E se nello script portato sullo schermo da Lisa Joy pare esservi uno spirito più sognante, romantico, a contraddire tale impressione e a riaffermare un'ideale "parentela" con l'illustre collega vi è proprio l'esito molto spesso ferino delle scene d'azione. Con una crudeltà concettuale spinta a livelli da Clive Barker, tanto per dire, allorché uno dei villain più odiosi verrà punito tramite l'ingegnoso macchinario, capace tra le altre cose di far rivivere potenzialmente all'infinito anche i ricordi più terribili, spaventosi, angoscianti.

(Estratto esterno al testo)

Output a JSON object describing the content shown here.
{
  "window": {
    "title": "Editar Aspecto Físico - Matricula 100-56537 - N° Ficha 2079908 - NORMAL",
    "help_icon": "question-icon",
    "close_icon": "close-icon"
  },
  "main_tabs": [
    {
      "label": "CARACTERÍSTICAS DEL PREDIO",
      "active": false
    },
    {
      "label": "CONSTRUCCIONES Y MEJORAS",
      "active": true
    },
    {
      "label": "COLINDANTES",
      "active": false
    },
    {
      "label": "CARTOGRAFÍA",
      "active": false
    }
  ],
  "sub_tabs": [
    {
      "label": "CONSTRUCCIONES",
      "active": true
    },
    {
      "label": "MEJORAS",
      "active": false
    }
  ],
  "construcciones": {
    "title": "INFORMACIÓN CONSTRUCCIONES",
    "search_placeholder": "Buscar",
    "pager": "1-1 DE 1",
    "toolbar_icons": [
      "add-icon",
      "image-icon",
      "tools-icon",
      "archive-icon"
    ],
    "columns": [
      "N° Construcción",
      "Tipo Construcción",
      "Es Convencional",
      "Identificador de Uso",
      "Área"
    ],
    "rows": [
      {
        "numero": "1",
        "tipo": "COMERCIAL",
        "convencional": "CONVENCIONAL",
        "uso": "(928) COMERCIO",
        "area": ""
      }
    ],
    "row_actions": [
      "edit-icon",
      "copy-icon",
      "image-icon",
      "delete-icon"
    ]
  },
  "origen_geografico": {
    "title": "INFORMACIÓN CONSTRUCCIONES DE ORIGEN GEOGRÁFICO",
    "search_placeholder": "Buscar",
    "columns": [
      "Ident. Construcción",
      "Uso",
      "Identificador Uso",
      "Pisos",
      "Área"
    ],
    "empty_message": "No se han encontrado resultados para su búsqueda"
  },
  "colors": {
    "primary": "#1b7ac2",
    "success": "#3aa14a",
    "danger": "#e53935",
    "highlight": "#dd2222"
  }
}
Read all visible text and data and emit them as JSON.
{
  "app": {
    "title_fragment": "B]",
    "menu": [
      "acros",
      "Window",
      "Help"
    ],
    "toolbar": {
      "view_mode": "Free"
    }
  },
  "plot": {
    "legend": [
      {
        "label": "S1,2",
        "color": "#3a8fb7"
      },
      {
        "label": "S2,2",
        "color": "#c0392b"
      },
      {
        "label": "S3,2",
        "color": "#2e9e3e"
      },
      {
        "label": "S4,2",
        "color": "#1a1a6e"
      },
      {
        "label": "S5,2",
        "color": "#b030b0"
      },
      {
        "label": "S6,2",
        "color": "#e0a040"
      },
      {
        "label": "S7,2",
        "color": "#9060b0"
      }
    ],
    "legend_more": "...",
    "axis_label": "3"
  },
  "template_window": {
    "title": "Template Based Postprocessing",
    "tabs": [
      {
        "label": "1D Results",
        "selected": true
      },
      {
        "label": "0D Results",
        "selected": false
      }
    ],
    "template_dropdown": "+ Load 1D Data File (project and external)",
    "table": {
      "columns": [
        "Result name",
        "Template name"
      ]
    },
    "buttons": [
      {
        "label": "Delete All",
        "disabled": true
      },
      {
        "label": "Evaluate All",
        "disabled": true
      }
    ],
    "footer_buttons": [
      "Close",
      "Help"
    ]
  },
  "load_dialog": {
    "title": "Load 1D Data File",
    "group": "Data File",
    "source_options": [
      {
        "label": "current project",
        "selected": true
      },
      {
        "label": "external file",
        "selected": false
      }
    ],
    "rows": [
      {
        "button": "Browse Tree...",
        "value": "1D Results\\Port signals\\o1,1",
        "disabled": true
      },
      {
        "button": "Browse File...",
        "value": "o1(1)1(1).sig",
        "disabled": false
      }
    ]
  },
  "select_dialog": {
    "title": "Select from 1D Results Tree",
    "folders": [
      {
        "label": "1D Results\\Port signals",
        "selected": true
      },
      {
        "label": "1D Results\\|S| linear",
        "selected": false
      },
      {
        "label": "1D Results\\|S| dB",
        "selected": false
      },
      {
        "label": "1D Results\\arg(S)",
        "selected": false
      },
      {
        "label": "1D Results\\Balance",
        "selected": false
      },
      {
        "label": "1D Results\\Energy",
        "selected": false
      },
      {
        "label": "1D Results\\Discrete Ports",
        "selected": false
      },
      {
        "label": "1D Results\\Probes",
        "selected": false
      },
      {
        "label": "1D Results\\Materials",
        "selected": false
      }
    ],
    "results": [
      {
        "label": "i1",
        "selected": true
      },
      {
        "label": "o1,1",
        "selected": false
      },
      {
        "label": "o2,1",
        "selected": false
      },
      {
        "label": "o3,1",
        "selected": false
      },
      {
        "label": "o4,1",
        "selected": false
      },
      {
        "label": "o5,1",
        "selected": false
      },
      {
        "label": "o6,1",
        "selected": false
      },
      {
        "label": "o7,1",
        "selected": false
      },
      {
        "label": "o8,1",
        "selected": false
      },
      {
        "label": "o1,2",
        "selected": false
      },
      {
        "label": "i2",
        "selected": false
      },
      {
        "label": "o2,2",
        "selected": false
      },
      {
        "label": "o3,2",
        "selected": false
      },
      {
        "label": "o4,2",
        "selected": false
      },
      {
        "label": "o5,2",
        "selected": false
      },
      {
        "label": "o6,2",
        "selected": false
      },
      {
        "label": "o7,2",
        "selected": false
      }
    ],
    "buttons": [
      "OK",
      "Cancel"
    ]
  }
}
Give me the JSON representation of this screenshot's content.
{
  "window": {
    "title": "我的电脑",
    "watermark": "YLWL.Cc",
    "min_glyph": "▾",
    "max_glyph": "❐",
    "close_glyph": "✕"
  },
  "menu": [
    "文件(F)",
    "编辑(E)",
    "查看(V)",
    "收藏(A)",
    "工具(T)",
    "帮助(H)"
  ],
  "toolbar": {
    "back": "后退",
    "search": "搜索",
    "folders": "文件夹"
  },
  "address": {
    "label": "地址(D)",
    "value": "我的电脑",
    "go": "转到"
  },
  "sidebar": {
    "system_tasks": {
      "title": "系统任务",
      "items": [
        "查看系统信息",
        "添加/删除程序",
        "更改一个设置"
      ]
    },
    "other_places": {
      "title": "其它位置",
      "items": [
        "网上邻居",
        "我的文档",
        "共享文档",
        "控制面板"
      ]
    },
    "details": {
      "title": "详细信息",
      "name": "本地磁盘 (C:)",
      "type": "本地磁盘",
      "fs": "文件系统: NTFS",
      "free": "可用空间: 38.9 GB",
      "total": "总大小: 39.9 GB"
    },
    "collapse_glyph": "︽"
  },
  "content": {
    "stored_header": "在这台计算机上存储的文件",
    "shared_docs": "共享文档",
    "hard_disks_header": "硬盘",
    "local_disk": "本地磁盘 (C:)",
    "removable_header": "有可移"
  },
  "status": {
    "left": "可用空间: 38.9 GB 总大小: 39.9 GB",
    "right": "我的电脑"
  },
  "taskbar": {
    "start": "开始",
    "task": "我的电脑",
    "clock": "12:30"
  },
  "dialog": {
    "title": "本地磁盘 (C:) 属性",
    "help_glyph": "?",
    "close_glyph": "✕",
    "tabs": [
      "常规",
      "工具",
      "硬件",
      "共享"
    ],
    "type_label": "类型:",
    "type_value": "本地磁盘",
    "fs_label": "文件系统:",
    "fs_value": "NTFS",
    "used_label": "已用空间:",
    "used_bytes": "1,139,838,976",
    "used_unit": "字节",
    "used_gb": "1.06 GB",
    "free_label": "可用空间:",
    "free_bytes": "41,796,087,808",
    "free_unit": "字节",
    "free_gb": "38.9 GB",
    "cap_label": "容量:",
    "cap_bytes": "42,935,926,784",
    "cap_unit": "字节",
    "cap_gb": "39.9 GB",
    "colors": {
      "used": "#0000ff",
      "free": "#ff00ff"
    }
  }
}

Insomma, pur non dispensando originalità allo stato puro, Reminiscence appassiona dall'inizio alla fine rimodellando da universi cinematografici precedenti una sua mitologia fiera, solenne, profonda, che sconfina poi nel Mito vero e proprio, dal momento in cui la parafrasi della triste separazione tra Orfeo ed Euridice si afferma quale controcanto essenziale dell'intera opera cinematografica. Il tutto sottolineato da un epilogo tanto catartico quanto struggente.